Temperature-Aware Memory Mapping and Active Cooling of Neural Processing Units

Neural processing units (NPUs) have become indispensable for meeting the high computational demands of deep neural networks (DNNs). They provide a very efficient solution, thanks to having a huge MAC array that enables massive parallelism. Nevertheless, such an architecture exhibits excessive on-chip power densities leading to a localized hot-spot that seriously heats its surroundings. This work demonstrates how the on-chip temperatures induced by the MAC array create a spatial thermal gradient through the on-chip SRAM memory. This makes the memory regions sensitive to different error probabilities (Perror), leading to significant accuracy drops when DNNs are being executed.
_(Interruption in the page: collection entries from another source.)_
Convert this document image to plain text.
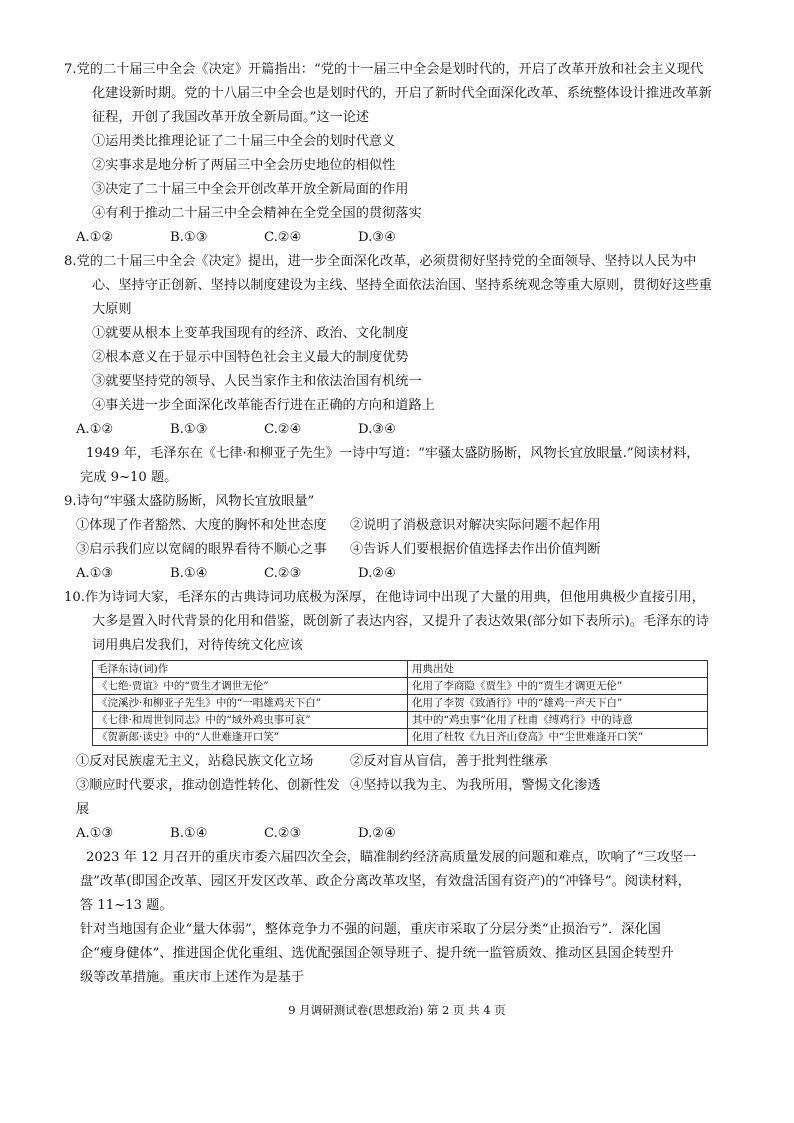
7.党的二十届三中全会《决定》开篇指出：“党的十一届三中全会是划时代的，开启了改革开放和社会主义现代

化建设新时期。党的十八届三中全会也是划时代的，开启了新时代全面深化改革、系统整体设计推进改革新

征程，开创了我国改革开放全新局面。”这一论述

①运用类比推理论证了二十届三中全会的划时代意义

②实事求是地分析了两届三中全会历史地位的相似性

③决定了二十届三中全会开创改革开放全新局面的作用

④有利于推动二十届三中全会精神在全党全国的贯彻落实

A.①②	B.①③	C.②④	D.③④

8.党的二十届三中全会《决定》提出，进一步全面深化改革，必须贯彻好坚持党的全面领导、坚持以人民为中

心、坚持守正创新、坚持以制度建设为主线、坚持全面依法治国、坚持系统观念等重大原则，贯彻好这些重

大原则

①就要从根本上变革我国现有的经济、政治、文化制度

②根本意义在于显示中国特色社会主义最大的制度优势

③就要坚持党的领导、人民当家作主和依法治国有机统一

④事关进一步全面深化改革能否行进在正确的方向和道路上

A.①②	B.①③	C.②④	D.③④

1949 年，毛泽东在《七律·和柳亚子先生》一诗中写道：“牢骚太盛防肠断，风物长宜放眼量.”阅读材料，

完成 9~10 题。

9.诗句“牢骚太盛防肠断，风物长宜放眼量”

①体现了作者豁然、大度的胸怀和处世态度	②说明了消极意识对解决实际问题不起作用
③启示我们应以宽阔的眼界看待不顺心之事	④告诉人们要根据价值选择去作出价值判断
A.①③	B.①④	C.②③	D.②④

10.作为诗词大家，毛泽东的古典诗词功底极为深厚，在他诗词中出现了大量的用典，但他用典极少直接引用，

大多是置入时代背景的化用和借鉴，既创新了表达内容，又提升了表达效果(部分如下表所示)。毛泽东的诗

词用典启发我们，对待传统文化应该

毛泽东诗(词)作	用典出处
《七绝·贾谊》中的“贾生才调世无伦”	化用了李商隐《贾生》中的“贾生才调更无伦”
《浣溪沙·和柳亚子先生》中的“一唱雄鸡天下白”	化用了李贺《致酒行》中的“雄鸡一声天下白”
《七律·和周世钊同志》中的“域外鸡虫事可哀”	其中的“鸡虫事”化用了杜甫《缚鸡行》中的诗意
《贺新郎·读史》中的“人世难逢开口笑”	化用了杜牧《九日齐山登高》中“尘世难逢开口笑”
①反对民族虚无主义，站稳民族文化立场	②反对盲从盲信，善于批判性继承
③顺应时代要求，推动创造性转化、创新性发展
④坚持以我为主、为我所用，警惕文化渗透
A.①③	B.①④	C.②③	D.②④

2023 年 12 月召开的重庆市委六届四次全会，瞄准制约经济高质量发展的问题和难点，吹响了“三攻坚一

盘”改革(即国企改革、园区开发区改革、政企分离改革攻坚，有效盘活国有资产)的“冲锋号”。阅读材料，

答 11~13 题。

针对当地国有企业“量大体弱”，整体竞争力不强的问题，重庆市采取了分层分类“止损治亏”．深化国

企“瘦身健体”、推进国企优化重组、选优配强国企领导班子、提升统一监管质效、推动区县国企转型升

级等改革措施。重庆市上述作为是基于

9 月调研测试卷(思想政治) 第 2 页 共 4 页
To surmount this challenge, we employ on-chip superlattice thermoelectric (TEC) cooling devices that effectively reduce the memory temperature. Although scaling the memory voltage makes SRAM cells more sensitive to errors, it significantly decreases the leakage power, which compensates for the power consumed by the incorporated TEC devices. Furthermore, operating the SRAM at a lower voltage and temperature substantially increases its lifetime because voltage and temperature are key stimuli of transistor aging. By running multi-physics simulations using commercial finite-element tools and SPICE simulations for the 14nm FinFET technology, we accurately derive the relation between the Perror in different memory regions and the corresponding cooling cost. We then propose a three-stage temperature-aware layer-wise memory mapping that exploits different degrees of the sensitivity of NN layers to errors towards maximizing the DNN accuracy while minimizing the cooling cost. Experimental results reveal that our method notably improves the DNN accuracy compared to existing temperature-oblivious memory mapping.